Courbet décrit cette scène comme une tranche de vie : 

« c’était au mois de novembre, nous étions chez notre ami Cuenot, Marlet revenait de la chasse et nous avions engagé Promayet à jouer du violon devant mon père».

 Vu comme un « Autoportrait par défaut », ce tableau nous plonge dans l’intimité du peintre dont on sent la présence sans le voir. Tableau remarqué (caravagisme, siècle d’or hollandais). Le critique Champfleury dit :

« Personne hier ne savait son nom, aujourd’hui il est dans toutes les bouches ».

Une fois le tableau acheté par le ministère, il est envoyé au musée de Lille (style nordique oblige) où le grand critique retourne le voir en 1860 pour « juger l’artiste plus sainement ».

La scène représentée frappe par son insignifiance, sa banalité quotidienne. Il essuie alors ses premières critiques de peintre du « grossier », du « trivial », de « l’immonde ». Le tableau ouvre toutefois à une forme de notoriété et de reconnaissance. Il lui vaut une médaille de seconde classe et est acheté 1 500 francs par l’État la même année.

Le réalisme selon Gustave Courbet dans son « Manifeste du réalisme«  (préface du catalogue de son exposition de 1855).

Le titre de réaliste m’a été imposé comme on a imposé aux hommes de 1830 le titre de romantiques.  Les titres en aucun temps n’ont donné une idée juste des choses ; s’il en était autrement, les oeuvres seraient superflues. Sans m’expliquer sur la justesse plus ou moins grande d’une qualification que nul, il faut l’espérer, n’est tenu bien comprendre, je me bornerai à quelques mots de développement pour couper court aux malentendus.

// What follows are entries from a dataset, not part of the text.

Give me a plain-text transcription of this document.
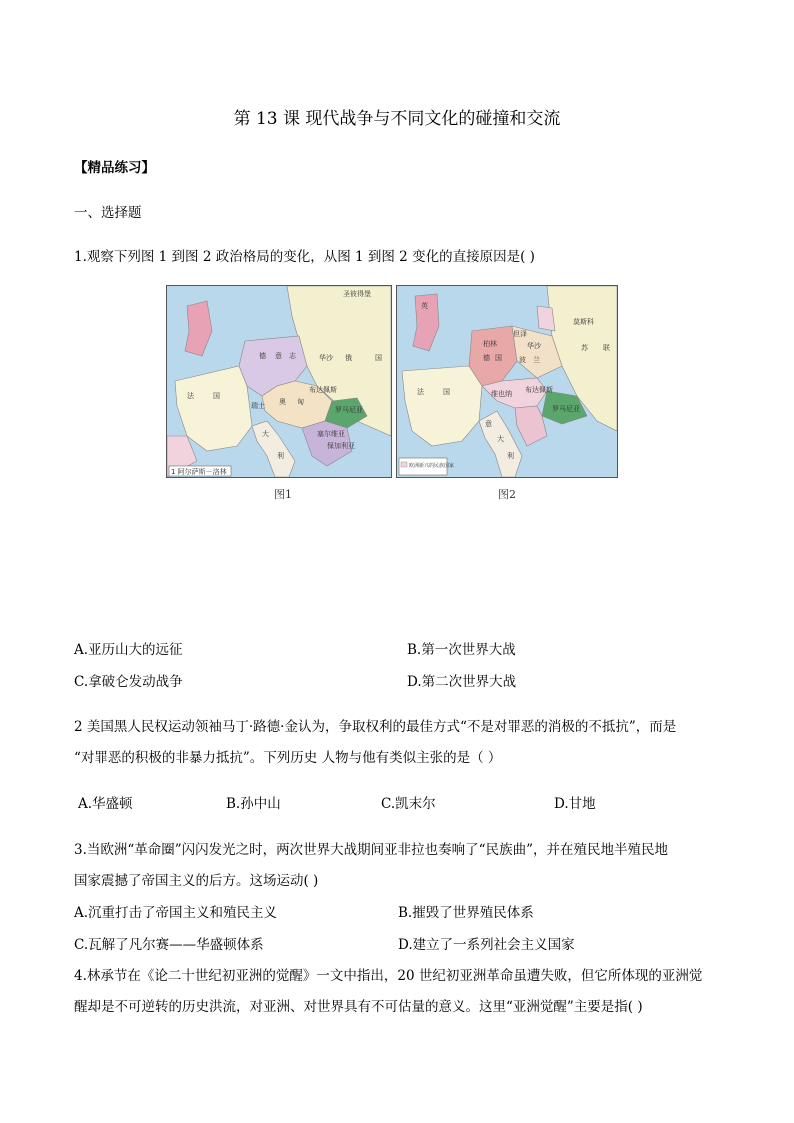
第 13 课 现代战争与不同文化的碰撞和交流
【精品练习】
一、选择题
1.观察下列图 1 到图 2 政治格局的变化，从图 1 到图 2 变化的直接原因是( )
圣彼得堡
华沙 俄	国
法	国
德 意 志
瑞士 奥 匈
布达佩斯
罗马尼亚
塞尔维亚
保加利亚
大
利
1 阿尔萨斯－洛林
图1
莫斯科
苏 联
柏林
德 国
但泽
华沙
波 兰
法	国	维也纳 布达佩斯
罗马尼亚
意
大
利
英
欧洲新兴的民族国家
图2
A.亚历山大的远征	B.第一次世界大战
C.拿破仑发动战争	D.第二次世界大战
2 美国黑人民权运动领袖马丁·路德·金认为，争取权利的最佳方式“不是对罪恶的消极的不抵抗”，而是
“对罪恶的积极的非暴力抵抗”。下列历史 人物与他有类似主张的是（ ）
A.华盛顿	B.孙中山	C.凯末尔	D.甘地
3.当欧洲“革命圈”闪闪发光之时，两次世界大战期间亚非拉也奏响了“民族曲”，并在殖民地半殖民地
国家震撼了帝国主义的后方。这场运动( )
A.沉重打击了帝国主义和殖民主义	B.摧毁了世界殖民体系
C.瓦解了凡尔赛——华盛顿体系	D.建立了一系列社会主义国家
4.林承节在《论二十世纪初亚洲的觉醒》一文中指出，20 世纪初亚洲革命虽遭失败，但它所体现的亚洲觉
醒却是不可逆转的历史洪流，对亚洲、对世界具有不可估量的意义。这里“亚洲觉醒”主要是指( )
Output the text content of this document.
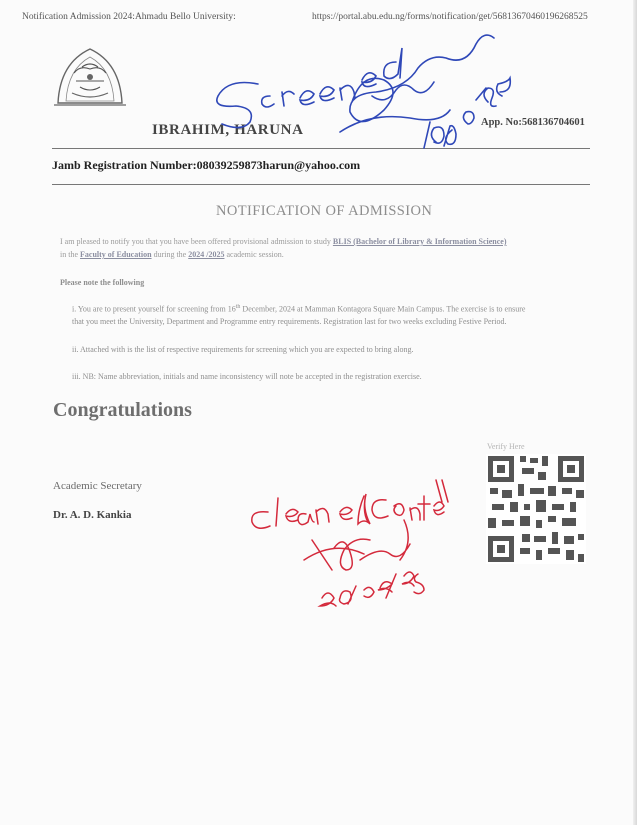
Notification Admission 2024:Ahmadu Bello University:	https://portal.abu.edu.ng/forms/notification/get/56813670460196268525
IBRAHIM, HARUNA	App. No:568136704601
Jamb Registration Number:08039259873harun@yahoo.com
NOTIFICATION OF ADMISSION
I am pleased to notify you that you have been offered provisional admission to study BLIS (Bachelor of Library & Information Science)
in the Faculty of Education during the 2024 /2025 academic session.
Please note the following
i. You are to present yourself for screening from 16th December, 2024 at Mamman Kontagora Square Main Campus. The exercise is to ensure
that you meet the University, Department and Programme entry requirements. Registration last for two weeks excluding Festive Period.
ii. Attached with is the list of respective requirements for screening which you are expected to bring along.
iii. NB: Name abbreviation, initials and name inconsistency will note be accepted in the registration exercise.
Congratulations
Academic Secretary
Dr. A. D. Kankia
Verify Here
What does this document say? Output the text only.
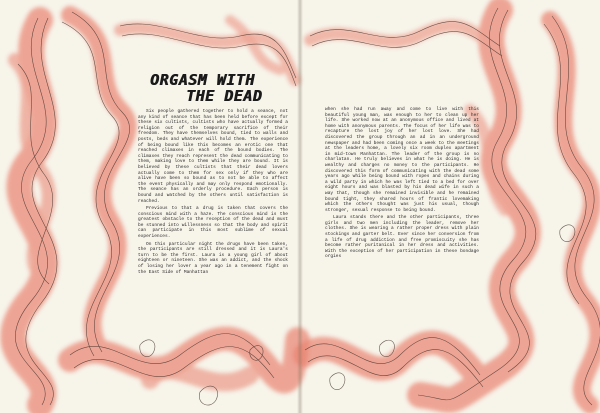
ORGASM WITH
THE DEAD

Six people gathered together to hold a seance, not any kind of seance that has been held before except for these six cultists, cultists who have actually formed a religion out of the temporary sacrifice of their freedom. They have themselves bound, tied to walls and posts, beds and whatever will hold them. The experience of being bound like this becomes an erotic one that reached climaxes in each of the bound bodies. The climaxes they reach represent the dead communicating to them, making love to them while they are bound. It is believed by these cultists that their dead lovers actually come to them for sex only if they who are alive have been so bound as to not be able to affect the event physically and may only respond emotionally. The seance has an orderly procedure. Each person is bound and watched by the others until satisfaction is reached.

Previous to that a drug is taken that covers the conscious mind with a haze. The conscious mind is the greatest obstacle to the reception of the dead and must be stunned into willessness so that the body and spirit can participate in this most sublime of sexual experiences.

On this particular night the drugs have been taken, the participants are still dressed and it is Laura's turn to be the first. Laura is a young girl of about eighteen or nineteen. She was an addict, and the shock of losing her lover a year ago in a tenement fight on the East Side of Manhattan

when she had run away and come to live with this beautiful young man, was enough to her to clean up her life. She worked now at an anonymous office and lived at home with anonymous parents. The focus of her life was to recapture the lost joy of her lost love. She had discovered the group through an ad in an underground newspaper and had been coming once a week to the meetings at the leaders home, a lovely six room duplex apartment in mid-town Manhattan. The leader of the group is no charlatan. He truly believes in what he is doing. He is wealthy and charges no money to the participants. He discovered this form of communicating with the dead some years ago while being bound with ropes and chains during a wild party in which he was left tied to a bed for over eight hours and was blasted by his dead wife in such a way that, though she remained invisible and he remained bound tight, they shared hours of frantic lovemaking which the others thought was just his usual, though stronger, sexual response to being bound.

Laura stands there and the other participants, three girls and two men including the leader, remove her clothes. She is wearing a rather proper dress with plain stockings and garter belt. Ever since her conversion from a life of drug addiction and free promiscuity she has become rather puritanical in her dress and activities. With the exception of her participation in these bondage orgies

J’ai étudié, en dehors de tout esprit de système et sans parti pris, l’art des anciens et l’art des modernes. Je n’ai pas plus voulu imiter les uns que copier les autres ; ma pensée n’a pas été davantage d’arriver au but oiseux de l’art pour l’art. Non ! j’ai voulu tout simplement puiser dans l’entière connaissance de la tradition le sentiment raisonné et indépendant de ma propre individualité. Savoir pour pouvoir, telle fut ma pensée. Être à même de traduire les moeurs, les idées, l’aspect de mon époque, selon mon appréciation, en un mot, faire de l’art vivant, tel est mon but. »

Ce n’est pas ce que lui demandait le critique  à propos des Casseurs de pierre (tableau détruit au bombardement de Dresde en 1945)

Jean-Désiré-Gustave Courbet Les casseurs de pierre, 1849 65 cm x 56 cm, huile sur toile. Musée Oskar Reinhart « Am Römerholz »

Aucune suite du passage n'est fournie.